Aravindan T | 23 Oct 15:38 2014

Cassandra Node Commissioning



We are facing several problems during commissioning of new nodes to the existing cluster. The existing cluster(5 nodes) is holding data of 13 TB and daily 0.1 TB of data will be loaded.Ten days back,we started adding 5 nodes. In the middle of the commissioning process, the bootstrap process is getting failed many times, displaying an error STREAM FAILED in the new node and BROKEN PIPE in the old node. Whenever we face this problem, we are restarting the new node. Heare are the few questions about the node joining process.


1) Whenever we are restarting the node to join, will the bootstrap process resume or restart from the begining? If so, should we wipe off the data directories and do a fresh restart.

2) How much time it might take to complete the node joining process.( Network bandwidth :1Gbps) ?

3) Can we add a node directly by setting auto_bootstrap to false and run a nodetool repair in that node?

4) How to monitor the percentage of load balancing in each node?

5) Can we increase the streaming speed by using nodetool setstreamthroughput property? What is the difference between stream_throughput_outbound_megabits_per_sec property in cassandra.yaml file and nodetool setsreamthroughput property?
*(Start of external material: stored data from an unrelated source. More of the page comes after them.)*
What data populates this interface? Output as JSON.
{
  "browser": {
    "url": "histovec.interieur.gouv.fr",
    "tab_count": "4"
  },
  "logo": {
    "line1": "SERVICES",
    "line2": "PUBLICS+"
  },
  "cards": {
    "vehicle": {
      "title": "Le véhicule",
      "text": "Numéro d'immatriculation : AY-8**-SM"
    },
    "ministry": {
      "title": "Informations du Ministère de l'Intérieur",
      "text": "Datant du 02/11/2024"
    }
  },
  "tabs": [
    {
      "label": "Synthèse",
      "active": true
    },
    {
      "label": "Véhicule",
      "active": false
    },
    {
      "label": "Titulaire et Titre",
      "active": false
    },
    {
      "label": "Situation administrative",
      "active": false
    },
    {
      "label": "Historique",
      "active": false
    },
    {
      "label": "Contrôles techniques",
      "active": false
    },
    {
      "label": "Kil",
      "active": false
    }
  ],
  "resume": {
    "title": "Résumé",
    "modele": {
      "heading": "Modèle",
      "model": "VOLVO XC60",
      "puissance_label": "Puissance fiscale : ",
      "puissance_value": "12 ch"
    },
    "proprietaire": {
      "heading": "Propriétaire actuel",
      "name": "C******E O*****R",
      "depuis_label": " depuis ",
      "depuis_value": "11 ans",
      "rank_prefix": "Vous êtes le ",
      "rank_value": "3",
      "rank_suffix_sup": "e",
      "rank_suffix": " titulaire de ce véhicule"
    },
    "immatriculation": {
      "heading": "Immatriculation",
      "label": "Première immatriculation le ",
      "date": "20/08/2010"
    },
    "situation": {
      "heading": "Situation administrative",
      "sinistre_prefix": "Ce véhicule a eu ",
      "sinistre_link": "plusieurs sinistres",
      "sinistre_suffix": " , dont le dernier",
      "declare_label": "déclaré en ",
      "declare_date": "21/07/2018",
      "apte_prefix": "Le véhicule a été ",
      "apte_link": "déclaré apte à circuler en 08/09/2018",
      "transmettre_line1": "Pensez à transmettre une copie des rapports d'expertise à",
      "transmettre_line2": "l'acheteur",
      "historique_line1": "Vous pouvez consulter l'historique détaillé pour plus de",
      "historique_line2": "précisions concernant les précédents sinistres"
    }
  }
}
6) Can we scp some data from old nodes to new nodes and do a restart?

Aravindan Thangavelu

Notice: The information contained in this e-mail
message and/or attachments to it may contain
confidential or privileged information. If you are
not the intended recipient, any dissemination, use,
review, distribution, printing or copying of the
information contained in this e-mail message
and/or attachments to it are strictly prohibited. If
you have received this communication in error,
please notify us by reply e-mail or telephone and
immediately and permanently delete the message
and any attachments. Thank you

Alain RODRIGUEZ | 23 Oct 11:18 2014

Operating on large cluster


I was wondering about how do you guys handle a large cluster (50+ machines).

I mean there is sometime you need to change configuration (cassandra.yaml) or send a command to one, some or all nodes (cleanup, upgradesstables, setstramthoughput or whatever).

So far we have been using things like custom scripts for repairs or any routine maintenance and cssh for specific and one shot actions on the cluster. But I guess this doesn't really scale, I guess we coul use pssh instead. For configuration changes we use Capistrano that might scale properly.

So I would like to known, what are the methods that operators use on large cluster out there ? Have some of you built some open sourced "cluster management" interfaces or scripts that could make things easier while operating on large Cassandra clusters ?

Alain RODRIGUEZ | 23 Oct 11:16 2014

Multi Datacenter / MultiRegion on AWS Best practice ?


We are currently wondering about the best way to configure network architecture to have a Cassandra cluster multi DC.

Reading previous messages on this mailing list, I see 2 main ways to do this:

1 - 2 private VPC, joined by a VPN tunnel linking 2 regions. C* using EC2Snitch (or PropertyFileSnitch) and private IPs.
2 - 2 public VPC. C* using EC2MultiRegionSnitch (and so public IPs for seeds and broadcast, private for listen address).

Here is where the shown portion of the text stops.